Obituary: Professor Jill Rosemary Webster (1931-2025)

May 8, 2025 by Jill R. Webster Estate

It is with great sadness that we share the news of the passing of Jill Rosemary Webster, who was a Professor of Spanish literature, culture and history in our Department.

Jill died peacefully at Hazelton Place, Toronto, on April 24, 2025. She was the elder of two children born to Harold James and Dora Elena Webster in London, England on September 29, 1931.

Jill was educated in England earning a B.A. in Hispanic Studies (Honours) at the University of Liverpool, in 1962 and an M.A. in Spanish at the University of Nottingham (with certificate in Education) in 1965. She continued her academic career in Canada gaining her Ph.D in Spanish at the University of Toronto in 1969. During her graduate studies in England, Jill became interested in the independence movement of Catalonia. She conducted interviews with Catalan anarchists who had fled from Franco’s Spain to live in southern France, favouring Catalan independence. Though her notes sadly remained unpublished, she saved and donated them to the post-Franco Spanish archives. The notes she kept from those interviews were considered to be a treasure of otherwise unrecorded data and were welcomed in archives in Spain. In gratitude for them and for her published work, Jill received an "Encomienda de la Orden del Merito Civil" by the King of Spain, Juan Carlos I, on November 9, 2007.

Her academic career included the following roles at the University of Toronto:
1968 – 1995: Teacher (ultimately Professor) of Spanish Language, Literature, and History in the Deptartment of Spanish & Portuguese
1977 – 1979: Assistant Director of the Faculty of Arts & Sciences
1979 – 1994: Director of the Centre for Medieval Studies
1993 – 1994: Associate Chair of Graduate Studies in the Deptartment of Spanish & Portuguese

And as part of her service to the profession, she was the President of the American Academy of Research Historians of Medieval Spain from 1990 to 1995.

In the 1970s, professor Webster had bought an apartment in Barcelona, from where she spent her sabbatical leaves and almost every summer travelling to archives in that region, particularly those in the great medieval city of Vic. In pre-computer days she had amassed several thousand index cards containing her research, of which those on the Carmelites have also been termed “a treasure.”
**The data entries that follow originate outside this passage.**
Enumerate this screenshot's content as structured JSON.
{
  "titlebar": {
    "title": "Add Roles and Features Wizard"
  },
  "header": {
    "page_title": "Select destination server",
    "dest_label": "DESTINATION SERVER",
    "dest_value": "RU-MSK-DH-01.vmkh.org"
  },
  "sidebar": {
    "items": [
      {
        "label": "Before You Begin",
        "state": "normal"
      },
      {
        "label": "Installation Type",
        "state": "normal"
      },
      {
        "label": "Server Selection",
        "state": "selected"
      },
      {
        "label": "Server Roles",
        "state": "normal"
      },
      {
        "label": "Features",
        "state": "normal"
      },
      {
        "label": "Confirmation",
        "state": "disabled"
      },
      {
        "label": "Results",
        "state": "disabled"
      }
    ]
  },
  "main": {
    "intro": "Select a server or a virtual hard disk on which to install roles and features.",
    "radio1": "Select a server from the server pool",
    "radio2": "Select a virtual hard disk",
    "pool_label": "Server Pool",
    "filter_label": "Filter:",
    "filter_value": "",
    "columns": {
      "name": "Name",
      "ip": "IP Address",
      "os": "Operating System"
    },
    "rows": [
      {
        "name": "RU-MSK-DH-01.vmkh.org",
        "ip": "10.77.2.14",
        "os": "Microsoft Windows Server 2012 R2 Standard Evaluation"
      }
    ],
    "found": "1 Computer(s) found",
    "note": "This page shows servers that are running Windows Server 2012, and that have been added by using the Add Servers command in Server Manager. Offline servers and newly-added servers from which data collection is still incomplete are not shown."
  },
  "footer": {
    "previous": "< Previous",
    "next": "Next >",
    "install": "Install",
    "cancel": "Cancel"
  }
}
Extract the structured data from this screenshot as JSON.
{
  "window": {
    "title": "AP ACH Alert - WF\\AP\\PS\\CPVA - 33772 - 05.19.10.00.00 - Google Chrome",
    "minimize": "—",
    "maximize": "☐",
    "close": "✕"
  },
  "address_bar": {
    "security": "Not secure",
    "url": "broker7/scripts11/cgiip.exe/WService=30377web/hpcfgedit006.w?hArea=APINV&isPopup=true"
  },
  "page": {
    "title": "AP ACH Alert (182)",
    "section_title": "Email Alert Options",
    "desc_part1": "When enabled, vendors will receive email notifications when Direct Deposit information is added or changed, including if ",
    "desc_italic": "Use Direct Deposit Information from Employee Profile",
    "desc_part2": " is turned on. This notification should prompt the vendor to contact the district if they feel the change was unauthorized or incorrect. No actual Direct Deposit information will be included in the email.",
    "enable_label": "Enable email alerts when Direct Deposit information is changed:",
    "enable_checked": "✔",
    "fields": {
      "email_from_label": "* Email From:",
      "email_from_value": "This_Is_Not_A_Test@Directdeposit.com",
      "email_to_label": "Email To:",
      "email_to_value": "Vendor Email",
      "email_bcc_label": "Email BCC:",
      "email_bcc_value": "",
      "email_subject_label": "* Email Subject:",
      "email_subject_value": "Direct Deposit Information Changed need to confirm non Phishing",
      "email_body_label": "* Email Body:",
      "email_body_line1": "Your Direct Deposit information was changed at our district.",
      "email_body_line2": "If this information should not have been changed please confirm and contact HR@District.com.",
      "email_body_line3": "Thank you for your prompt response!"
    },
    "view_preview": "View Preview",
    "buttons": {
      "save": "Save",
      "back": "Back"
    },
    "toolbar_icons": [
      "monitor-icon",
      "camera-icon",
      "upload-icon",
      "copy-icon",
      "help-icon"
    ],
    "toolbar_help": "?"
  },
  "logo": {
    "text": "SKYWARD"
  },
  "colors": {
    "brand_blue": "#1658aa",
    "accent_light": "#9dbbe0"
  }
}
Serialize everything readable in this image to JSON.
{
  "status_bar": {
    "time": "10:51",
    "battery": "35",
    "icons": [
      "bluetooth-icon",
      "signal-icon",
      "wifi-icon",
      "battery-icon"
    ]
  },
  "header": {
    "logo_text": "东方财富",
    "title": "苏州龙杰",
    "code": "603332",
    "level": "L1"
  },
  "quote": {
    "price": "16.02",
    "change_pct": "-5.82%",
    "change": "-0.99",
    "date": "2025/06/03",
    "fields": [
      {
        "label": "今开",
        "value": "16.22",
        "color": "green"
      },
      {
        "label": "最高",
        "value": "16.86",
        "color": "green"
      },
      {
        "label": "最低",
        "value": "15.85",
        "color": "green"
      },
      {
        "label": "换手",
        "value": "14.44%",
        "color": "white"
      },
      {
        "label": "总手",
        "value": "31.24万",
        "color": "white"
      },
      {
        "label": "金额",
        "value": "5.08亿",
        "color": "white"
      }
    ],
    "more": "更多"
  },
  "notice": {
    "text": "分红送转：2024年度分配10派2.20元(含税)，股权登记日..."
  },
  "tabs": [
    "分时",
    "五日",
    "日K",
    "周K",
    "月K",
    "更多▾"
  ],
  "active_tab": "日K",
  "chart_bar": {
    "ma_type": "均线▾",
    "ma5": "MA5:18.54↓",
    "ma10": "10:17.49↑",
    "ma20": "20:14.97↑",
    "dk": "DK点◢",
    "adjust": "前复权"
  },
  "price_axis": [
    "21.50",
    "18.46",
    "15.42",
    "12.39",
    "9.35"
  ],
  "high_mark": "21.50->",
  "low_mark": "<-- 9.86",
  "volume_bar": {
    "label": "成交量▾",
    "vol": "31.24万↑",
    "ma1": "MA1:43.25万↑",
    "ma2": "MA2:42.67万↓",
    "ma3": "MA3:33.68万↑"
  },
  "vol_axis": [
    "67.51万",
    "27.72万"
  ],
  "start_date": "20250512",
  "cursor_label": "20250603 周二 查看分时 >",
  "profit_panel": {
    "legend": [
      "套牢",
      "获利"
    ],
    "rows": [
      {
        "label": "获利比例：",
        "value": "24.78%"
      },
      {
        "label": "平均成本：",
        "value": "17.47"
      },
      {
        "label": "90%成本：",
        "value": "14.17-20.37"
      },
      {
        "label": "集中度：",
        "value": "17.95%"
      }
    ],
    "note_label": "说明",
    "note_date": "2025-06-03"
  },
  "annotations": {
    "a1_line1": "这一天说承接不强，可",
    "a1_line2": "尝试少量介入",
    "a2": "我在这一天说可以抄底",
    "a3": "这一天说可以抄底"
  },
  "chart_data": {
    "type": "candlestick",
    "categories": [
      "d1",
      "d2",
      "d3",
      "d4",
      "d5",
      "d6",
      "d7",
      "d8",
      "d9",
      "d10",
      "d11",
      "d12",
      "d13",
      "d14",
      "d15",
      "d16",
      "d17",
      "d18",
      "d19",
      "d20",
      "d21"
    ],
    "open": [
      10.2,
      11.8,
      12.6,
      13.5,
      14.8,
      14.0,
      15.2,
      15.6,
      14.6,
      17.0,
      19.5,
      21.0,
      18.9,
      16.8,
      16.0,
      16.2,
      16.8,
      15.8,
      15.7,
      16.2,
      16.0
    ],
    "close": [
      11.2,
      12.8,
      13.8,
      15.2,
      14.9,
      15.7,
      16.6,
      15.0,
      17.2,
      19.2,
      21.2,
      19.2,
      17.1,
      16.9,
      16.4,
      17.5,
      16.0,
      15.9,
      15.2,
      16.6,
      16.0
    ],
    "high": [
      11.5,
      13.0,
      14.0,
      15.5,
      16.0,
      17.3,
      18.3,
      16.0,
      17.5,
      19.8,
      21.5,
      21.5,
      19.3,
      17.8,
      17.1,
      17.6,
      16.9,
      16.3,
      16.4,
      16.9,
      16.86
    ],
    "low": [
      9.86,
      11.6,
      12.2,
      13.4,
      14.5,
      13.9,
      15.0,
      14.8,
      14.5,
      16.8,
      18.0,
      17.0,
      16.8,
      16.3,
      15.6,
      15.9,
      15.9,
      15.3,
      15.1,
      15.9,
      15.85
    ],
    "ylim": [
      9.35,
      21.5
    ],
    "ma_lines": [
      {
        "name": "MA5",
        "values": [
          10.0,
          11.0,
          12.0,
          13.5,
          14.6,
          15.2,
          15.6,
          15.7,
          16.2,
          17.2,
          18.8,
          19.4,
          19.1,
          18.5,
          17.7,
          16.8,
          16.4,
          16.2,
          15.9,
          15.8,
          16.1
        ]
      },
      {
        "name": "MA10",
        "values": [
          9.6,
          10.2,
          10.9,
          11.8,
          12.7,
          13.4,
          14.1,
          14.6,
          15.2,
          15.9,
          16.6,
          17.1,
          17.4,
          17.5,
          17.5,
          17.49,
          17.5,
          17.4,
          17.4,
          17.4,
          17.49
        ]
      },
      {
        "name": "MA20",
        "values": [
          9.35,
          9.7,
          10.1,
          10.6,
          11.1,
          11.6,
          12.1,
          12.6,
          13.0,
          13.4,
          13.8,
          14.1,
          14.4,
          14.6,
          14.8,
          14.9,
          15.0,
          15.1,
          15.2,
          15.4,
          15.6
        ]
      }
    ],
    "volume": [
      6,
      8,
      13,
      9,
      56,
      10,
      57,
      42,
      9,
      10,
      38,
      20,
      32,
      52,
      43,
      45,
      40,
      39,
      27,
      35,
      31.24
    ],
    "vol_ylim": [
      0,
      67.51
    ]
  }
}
Professor Webster published over 30 scholarly articles, and two books, Carmel in Medieval Catalonia (Leiden: Brill, 1999), and Els Menorets: The Franciscans in the Realms of Aragon From St. Francis to the Black Death (Toronto: PIMS, 1993). As acknowledgement of her immense contributions to the cultural understanding of Iberia, she was elected Fellow of the Royal Society of Canada in 2021.

A memorial service was held at St. Paul’s Bloor St., 227 Bloor Street East, Toronto, on Thursday, May 8th at 10:30 a.m. A private interment followed.